L’Eritrea festeggia l’indipendenza ma sprofonda nel totalitarismo
Venticinque anni dovrebbero essere una bella età, ma non per l’Eritrea che celebra un quarto di secolo di indipendenza questa settimana con numerose cerimonie. Un’indipendenza ottenuta dopo una sanguinosa lotta contro l’Etiopia (il conflitto è durato trent’anni, dal 1961 al 1991).
In questo piccolo paese del Corno d’Africa dove vivono poco più di cinque milioni di abitanti (esclusi gli emigrati), il totalitarismo del presidente Isaias Afewerki ha soffocato ogni libertà. Eppure negli anni novanta c’è stato molto ottimismo.
Purtroppo le “forze di liberazione” di ieri si sono trasformate in un partito unico – il Fronte popolare per la democrazia e la giustizia (Fpdj) fondato nel 1994 – che ricorre spesso alla repressione. Arresti arbitrari, esecuzioni fuori di ogni procedura legale e tortura rappresentano una triste realtà, denunciata in più di un’occasione dalle ong di difesa dei diritti umani. Di conseguenza l’Eritrea, ex colonia italiana, si è chiusa in se stessa, diventando uno degli Stati più isolati del mondo. Il paese è ormai conosciuto con il soprannome poco invidiabile di “Corea del Nord d’Africa”.
La teoria del complotto internazionale
Privati dei i diritti fondamentali, i giovani, uomini e donne, che possono essere chiamati alle armi per un periodo indeterminato, pensano a una sola cosa, fuggire da una dittatura paranoica. Ogni settimana centinaia di eritrei, soprattutto i più giovani, prendono la strada dell’esilio verso l’Europa passando per la Libia. E oggi formano uno dei più grossi contingenti di profughi nel vecchio continente dopo i siriani, gli afgani e gli iracheni.

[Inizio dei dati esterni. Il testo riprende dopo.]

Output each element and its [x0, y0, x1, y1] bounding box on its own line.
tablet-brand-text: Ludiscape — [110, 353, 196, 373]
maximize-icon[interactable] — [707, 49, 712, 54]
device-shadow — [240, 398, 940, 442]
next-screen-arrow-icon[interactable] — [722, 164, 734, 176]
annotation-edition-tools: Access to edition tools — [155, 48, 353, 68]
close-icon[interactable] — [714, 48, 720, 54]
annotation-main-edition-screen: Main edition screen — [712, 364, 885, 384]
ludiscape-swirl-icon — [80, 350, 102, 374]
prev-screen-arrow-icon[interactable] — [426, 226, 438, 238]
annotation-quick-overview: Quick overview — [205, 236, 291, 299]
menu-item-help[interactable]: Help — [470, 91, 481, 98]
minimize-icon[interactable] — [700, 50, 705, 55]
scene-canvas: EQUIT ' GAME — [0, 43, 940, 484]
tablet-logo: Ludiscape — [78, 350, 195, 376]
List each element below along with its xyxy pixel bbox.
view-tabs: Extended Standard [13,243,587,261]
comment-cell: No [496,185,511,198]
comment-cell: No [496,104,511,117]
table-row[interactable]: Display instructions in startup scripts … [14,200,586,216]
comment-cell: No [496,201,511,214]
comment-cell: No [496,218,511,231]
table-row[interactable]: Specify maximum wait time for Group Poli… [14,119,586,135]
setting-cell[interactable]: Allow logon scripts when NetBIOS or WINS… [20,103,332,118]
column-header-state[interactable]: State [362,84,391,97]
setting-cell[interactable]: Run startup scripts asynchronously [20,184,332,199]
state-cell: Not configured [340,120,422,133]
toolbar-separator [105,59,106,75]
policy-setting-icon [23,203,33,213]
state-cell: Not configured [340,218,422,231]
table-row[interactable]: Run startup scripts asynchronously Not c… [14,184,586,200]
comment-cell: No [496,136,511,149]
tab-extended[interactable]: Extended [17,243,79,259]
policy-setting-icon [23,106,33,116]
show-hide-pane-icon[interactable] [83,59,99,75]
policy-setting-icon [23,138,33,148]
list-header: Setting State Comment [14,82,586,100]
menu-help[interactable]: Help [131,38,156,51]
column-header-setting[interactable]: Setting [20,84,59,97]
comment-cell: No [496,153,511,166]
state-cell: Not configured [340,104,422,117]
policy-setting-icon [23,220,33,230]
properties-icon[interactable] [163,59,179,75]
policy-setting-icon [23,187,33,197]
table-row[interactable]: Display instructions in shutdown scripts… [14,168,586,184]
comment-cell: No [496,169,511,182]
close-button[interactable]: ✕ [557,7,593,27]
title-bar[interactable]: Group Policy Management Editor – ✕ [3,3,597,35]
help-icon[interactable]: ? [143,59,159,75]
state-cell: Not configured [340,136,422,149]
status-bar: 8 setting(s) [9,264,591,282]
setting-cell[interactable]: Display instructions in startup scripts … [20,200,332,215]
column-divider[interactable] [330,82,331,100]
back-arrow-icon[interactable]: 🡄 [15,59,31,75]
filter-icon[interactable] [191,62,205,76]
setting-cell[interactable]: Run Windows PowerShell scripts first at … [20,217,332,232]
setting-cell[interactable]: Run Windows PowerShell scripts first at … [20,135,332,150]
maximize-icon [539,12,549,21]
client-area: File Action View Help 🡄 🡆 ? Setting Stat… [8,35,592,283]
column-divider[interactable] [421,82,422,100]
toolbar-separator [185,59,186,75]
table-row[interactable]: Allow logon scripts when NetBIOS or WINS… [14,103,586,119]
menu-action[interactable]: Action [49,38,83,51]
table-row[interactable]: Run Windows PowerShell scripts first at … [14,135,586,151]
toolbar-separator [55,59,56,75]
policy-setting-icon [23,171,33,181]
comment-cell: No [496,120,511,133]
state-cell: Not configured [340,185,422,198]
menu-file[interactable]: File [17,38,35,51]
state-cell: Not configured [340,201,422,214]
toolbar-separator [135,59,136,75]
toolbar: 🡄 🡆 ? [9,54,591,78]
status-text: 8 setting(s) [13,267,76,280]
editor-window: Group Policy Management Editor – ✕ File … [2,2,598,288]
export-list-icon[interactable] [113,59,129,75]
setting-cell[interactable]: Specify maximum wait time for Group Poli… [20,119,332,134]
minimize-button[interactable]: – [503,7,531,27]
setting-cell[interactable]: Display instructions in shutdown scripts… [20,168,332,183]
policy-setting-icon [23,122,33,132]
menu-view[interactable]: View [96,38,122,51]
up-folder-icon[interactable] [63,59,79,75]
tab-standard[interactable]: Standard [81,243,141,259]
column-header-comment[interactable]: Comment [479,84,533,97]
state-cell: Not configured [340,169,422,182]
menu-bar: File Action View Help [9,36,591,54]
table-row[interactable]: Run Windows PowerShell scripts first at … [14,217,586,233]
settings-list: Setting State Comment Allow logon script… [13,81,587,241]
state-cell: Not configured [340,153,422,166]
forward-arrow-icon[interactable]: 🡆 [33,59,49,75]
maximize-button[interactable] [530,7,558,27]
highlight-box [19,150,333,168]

Ma tutto questo non sembra indurre Afewerki a riconoscere le sue colpe. Nel parlare di questa emigrazione di massa, l’autocrate di Asmara al potere da 23 anni ha denunciato il “sabotaggio economico” orchestrato dalla comunità internazionale per “creare povertà e carestia”. Secondo lui l’obiettivo sarebbe quello di “provocare una situazione di crisi nel paese”.